Was er zu ihr sprach? Törichte, zusammenhanglose Worte, und doch besagten sie so unendlich viel.

Nur langsam wurde er ruhiger.

»Du leichtsinniger Verschwender«, meinte sie nun mit sonnigem Lächeln. »So teure Rosen! Und dann das Auto! Das muss ja eine Unsumme Miete kosten! Sogar ein Diener neben dem Chauffeur! Wo hast du das alles nur aufgetrieben?«

»Gefällt dir der Wagen, Liebling?«, fragte er glücklich.

»Das wohl. Aber eine Fahrt in einem solchen Luxusgefährt passt nicht recht zu unseren Verhältnissen«, erwidert sie zögernd.

Bornemann schüttelt anscheinend betrübt den Kopf.

»Ich wollte mein Bräutchen doch in recht würdiger Weise dem neuen Heim der Eltern zuführen. Etwas leichtsinnig mag es ja gewesen sein.«

Sie sah nicht, wie es um seine Mundwinkel zuckte und wetterleuchtete.
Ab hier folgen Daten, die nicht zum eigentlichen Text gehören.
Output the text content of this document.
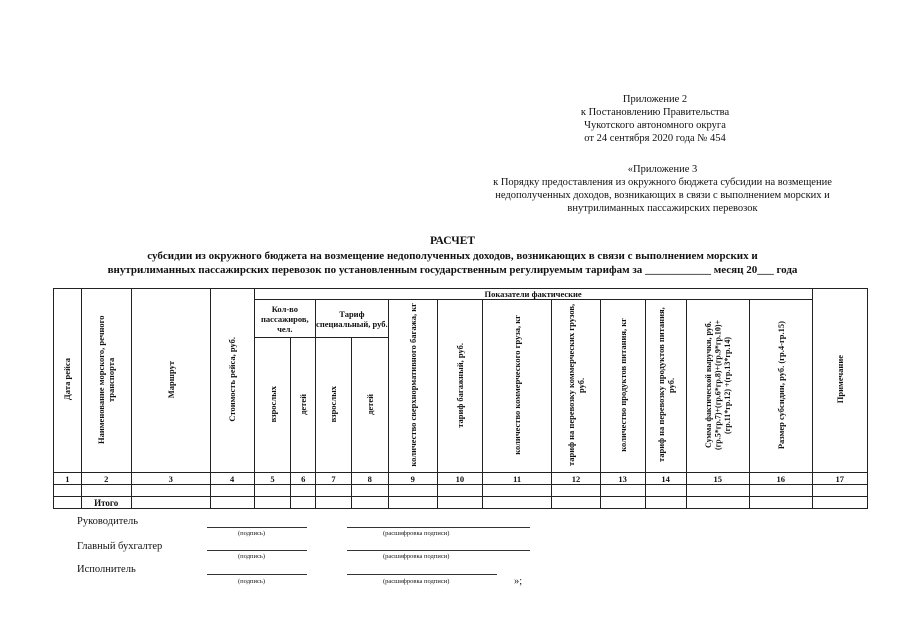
Приложение 2
к Постановлению Правительства
Чукотского автономного округа
от 24 сентября 2020 года № 454
«Приложение 3
к Порядку предоставления из окружного бюджета субсидии на возмещение
недополученных доходов, возникающих в связи с выполнением морских и
внутрилиманных пассажирских перевозок
РАСЧЕТ
субсидии из окружного бюджета на возмещение недополученных доходов, возникающих в связи с выполнением морских и
внутрилиманных пассажирских перевозок по установленным государственным регулируемым тарифам за ____________ месяц 20___ года
Дата рейса	Наименование морского, речного транспорта	Маршрут	Стоимость рейса, руб.	Показатели фактические												Примечание
				Кол-во пассажиров, чел.		Тариф специальный, руб.		количество сверхнормативного багажа, кг	тариф багажный, руб.	количество коммерческого груза, кг	тариф на перевозку коммерческих грузов, руб.	количество продуктов питания, кг	тариф на перевозку продуктов питания, руб.	Сумма фактической выручки, руб. (гр.5*гр.7)+(гр.6*гр.8)+(гр.9*гр.10)+(гр.11*гр.12) +(гр.13*гр.14)	Размер субсидии, руб. (гр.4-гр.15)	
				взрослых	детей	взрослых	детей									

1	2	3	4	5	6	7	8	9	10	11	12	13	14	15	16	17

	Итого															
Руководитель
(подпись)	(расшифровка подписи)
Главный бухгалтер
(подпись)	(расшифровка подписи)
Исполнитель
(подпись)	(расшифровка подписи)	»;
Das Auto hatte soeben das Brandenburger Tor passiert und bog nun in die schnurrgerade Charlottenburger Chaussee ein.

»Da, die Siegesallee«, machte er sie auf die von Marmorgruppen eingefasste Prachtstraße aufmerksam.

Immer weiter ging es in einem Tempo, dass Hildegard bisweilen fast ein wenig angst wurde.

Nun tauchten zu beiden Seiten weite Kiefernwaldungen auf.

»Der berühmte Grunewald, Liebling. Etwas eintönig auf die Dauer.«

Eine knappe Viertelstunde später waren sie am Ziel.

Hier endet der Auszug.